Ainda assim, Davi sabe que Deus o manteve seguro durante a vida, e toda sua esperança está na fé de que Deus não vai mesmo abandoná-lo, apesar das aparências:

Sim, fostes vós que me tirastes das entranhas de minha mãe e, seguro, me fizestes repousar em seu seio.

Eu vos fui entregue desde o meu nascer; desde o ventre de minha mãe vós sois o meu Deus.

Isso não é um rebelde amaldiçoando o rei. É um filho implorando ajuda ao seu Pai. Essa é a maravilha dos salmos de reclamação: eles nos dão uma liberdade infantil para nos aproximarmos de Deus como Pai.

Dando uma de Deus

«Se eu fosse pai», dizemos – reclamando do mesmo jeito que nossos filhos reclamam para nós. «Se eu fosse pai, nunca faria meus filhos passarem pelo que você nos faz passar».

Mas perceba que não é aí que o salmista acaba. Apesar das suas reclamações, ele continua para expressar sua fé em Deus: «Eu nunca faria meus filhos passarem pelo que você nos faz passar. Mas você é um pai melhor do que eu poderia esperar ser. Você é mais forte, mais sábio, e mais amoroso do que eu».

Você não pode terminar com uma reclamação, porque só vai acabar ainda mais infeliz. Reclamar não é bom a não ser que você siga em frente. Você tem que transformar a reclamação em um ato de fé.

Centenas de anos antes da ressurreição de Jesus, os salmistas sabiam que suas reclamações não estavam realmente completas até que eles as transformassem num ato de fé e de esperança; até que expressassem sua confiança de que – independentemente de quão profundos fossem seus problemas, de quão insuportáveis fossem suas dores – Deus ainda estaria com eles.

Por isso não devemos ter medo de ir até Deus com reclamações nas nossas orações. Mas não devemos terminá-las com reclamações. Temos que lembrar dos atos de fé e esperança.

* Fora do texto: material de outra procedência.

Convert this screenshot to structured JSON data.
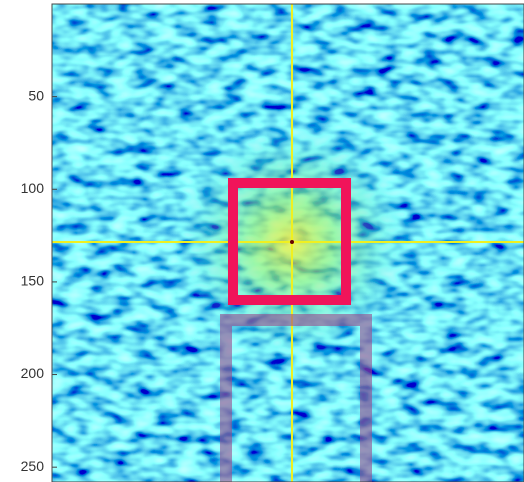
{
  "chart_data": {
    "type": "image",
    "ylim": [
      0,
      258
    ],
    "yticks": [
      50,
      100,
      150,
      200,
      250
    ]
  }
}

A oração é um impulso do coração, um simples olhar para o céu, um grito de amor e gratidão na provação e na alegria; é algo enorme e divino que dilata o nosso íntimo e une a Jesus.

SANTA TERESA DE LISIEUX

Os salmistas sabiam disso, e nós não podemos esquecê-lo – não depois de Deus ter passado milhares de anos mostrando ao mundo muitas e muitas vezes como faz nascer o maior bem do maior mal.

Foi exatamente isso que aconteceu quando Jesus foi crucificado. A crucifixão foi o pecado mais horrível que a humanidade já cometeu contra Deus. Ainda assim, acabou trazendo nosso bem maior: a nossa salvação.

Mas por quê? Por que algumas vezes precisamos do mal maior para termos o bem maior? Deus não poderia ser mais legal e tirar o maior dos bens do, digamos, maior dos bens?

Como quase sempre, podemos encontrar a resposta em São Paulo. Acontece que o que nós consideramos o «bem» não é necessariamente o que é bom de verdade para todos.

* * *

Lembre-se:

Tudo bem reclamar para Deus. Ele aguenta.